On mettrait des dièses et des bémols, genre.
: le monde idéal auquel on aspire (on n’a qu’à dire # parce que c’est plus facile)
♭ : le monde actuel contre lequel on se bagarre (ou on n’a qu’à dire ß pour pouvoir le taper depuis notre iphone en maintenant la touche s enfoncée longtemps**)

 

Et hop, la vie est un océan de simplicité.

Les femmes sont nulles en maths ß.
Les femmes sont tout aussi bonnes en maths que les hommes #.
Les hommes aiment le foot ß.

Du coup, soyons fous, soyons folles, on peut peut-être même espérer qu’on pourra dire : les hommes sont violents ß, et éviter de perdre 87% de notre santé mentale en lisant tous les commentaires qui nous expliquent à l’unisson que not all men.
Le not all men est compris dans le ß ; tout le monde a bien pigé que je ne pense pas sincèrement qu’il y a une propension à la violence livrée à la naissance avec le chromosome Y, et est-ce qu’on peut se consacrer au fond du propos maintenant s’il vous plaît, à savoir : « Les hommes sont violents ß » .

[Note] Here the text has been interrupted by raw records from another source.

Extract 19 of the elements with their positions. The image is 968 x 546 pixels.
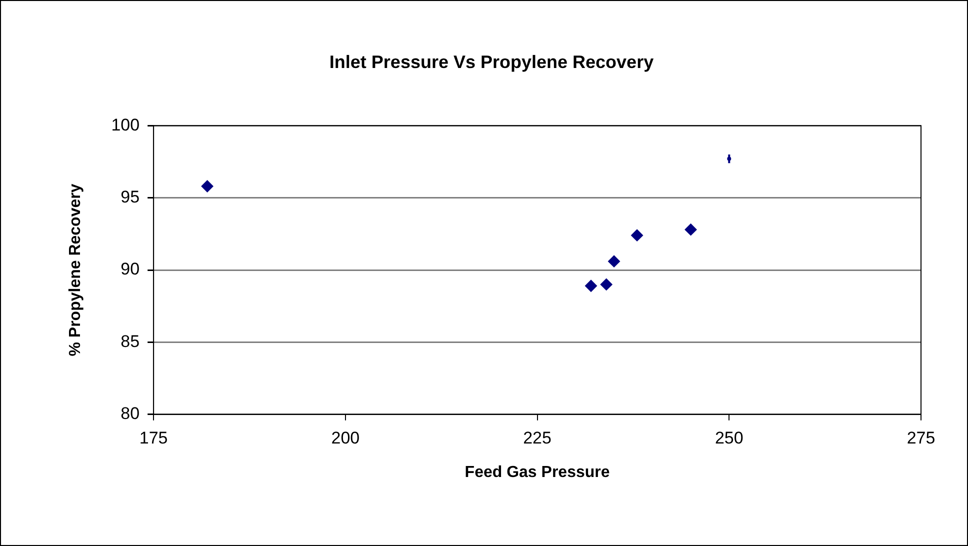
y-tick-label: 95: [120, 187, 140, 206]
y-axis-title: % Propylene Recovery: [67, 184, 84, 356]
point: [684, 224, 697, 236]
y-tick-label: 80: [120, 404, 140, 424]
x-axis-title: Feed Gas Pressure: [464, 464, 610, 481]
chart-title: Inlet Pressure Vs Propylene Recovery: [329, 52, 654, 72]
y-tick-label: 100: [111, 115, 140, 134]
x-tick-label: 250: [714, 428, 744, 448]
y-tick-label: 85: [120, 332, 140, 351]
point: [608, 255, 620, 268]
point: [201, 180, 214, 192]
x-tick-label: 275: [906, 428, 936, 448]
point: [631, 229, 644, 242]
x-tick-label: 175: [139, 428, 168, 448]
x-tick-label: 200: [331, 428, 360, 448]
x-tick-label: 225: [523, 428, 552, 448]
point: [600, 278, 612, 290]
y-tick-label: 90: [120, 260, 140, 279]
point: [585, 280, 598, 292]
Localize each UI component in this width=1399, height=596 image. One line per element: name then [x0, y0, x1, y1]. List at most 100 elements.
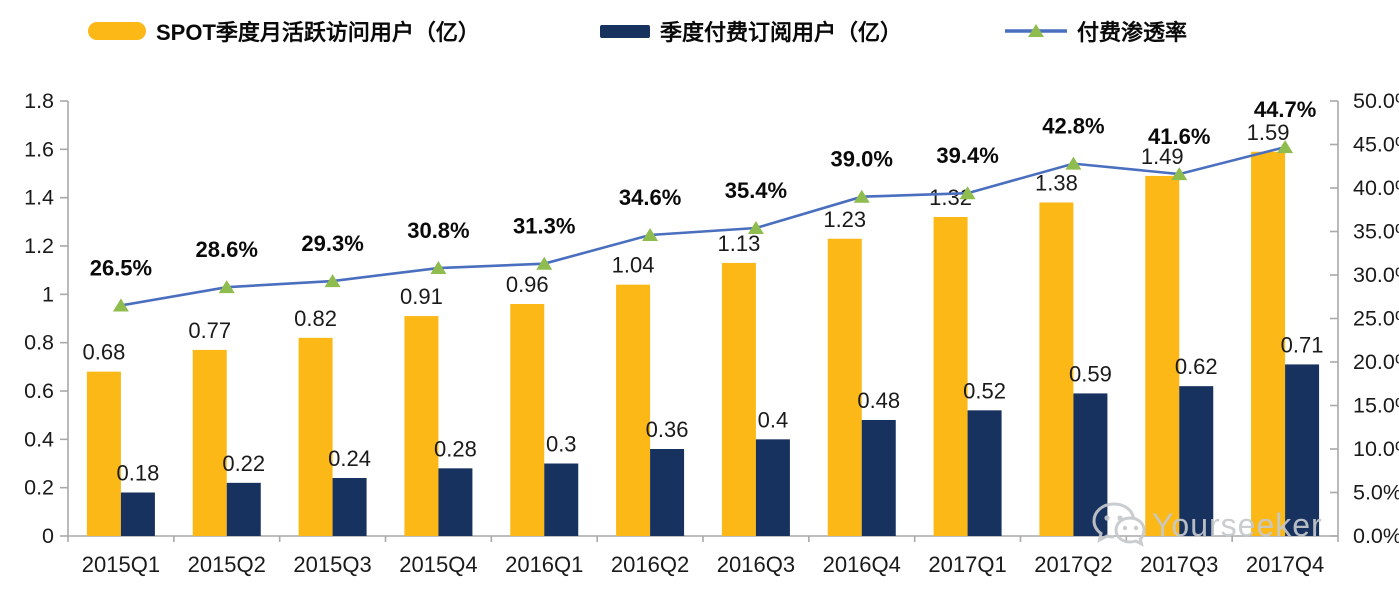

Idem avec l’argument si fatigant :  « Oui mais regarde, si tu remplaces « les blancs » par « les juifs » dans ta phrase, tu verras bien que c’est RACISTE ! »
Bah non, parce que dans le contexte actuel de notre monde tel qu’il est, on ne peut pas inverser les choses, on ne peut pas comparer, la vie n’est pas si simple.
Dans un monde idéal où les personnes racisées seraient traitées comme les personnes blanches, où on ne porte pas le poids de décennies accablantes sur nos épaules, oui, ça serait raciste.
On n’est pas dans ce monde là ***. Du coup non.
Pour tout te dire, j’adorerais que ma phrase soit raciste.

Moi je ne m’en lasse pas.
« Les médecins sont maltraitants ß. »
« Les poils sur les jambes c’est vraiment trop moche ß. »
Sérieusement, regardez comme c’est joli : « Les quotas de parité c’est super nul# et c’est complètement indispensable ß. »
On peut peut-être même tenter un : « Personnellement je suis pas ultra emballée par le port du voile # et j’irais volontiers personnellement arracher n’importe quel organe à portée de dents à la personne qui voudrait l’interdire ß. »

Des dièses et des bémols.
La rosée sur les coquelicots au matin.
Une main d’homme avec un joli vernis à ongles.

 

** Figurez vous que vous pouvez aussi faire ° en maintenant la touche 0**** sur votre iphone, et rien que pour ça ce post n’aura pas été écrit en vain pour rien du tout. © Chantons sous la pluie.
*** Oui alors jusque là mes liens étaient juste des gifs pourris, mais pas celui-là. Tombez pas dans le piège, celui-là cliquez vraiment dessus, mettez les sous-titres et regardez.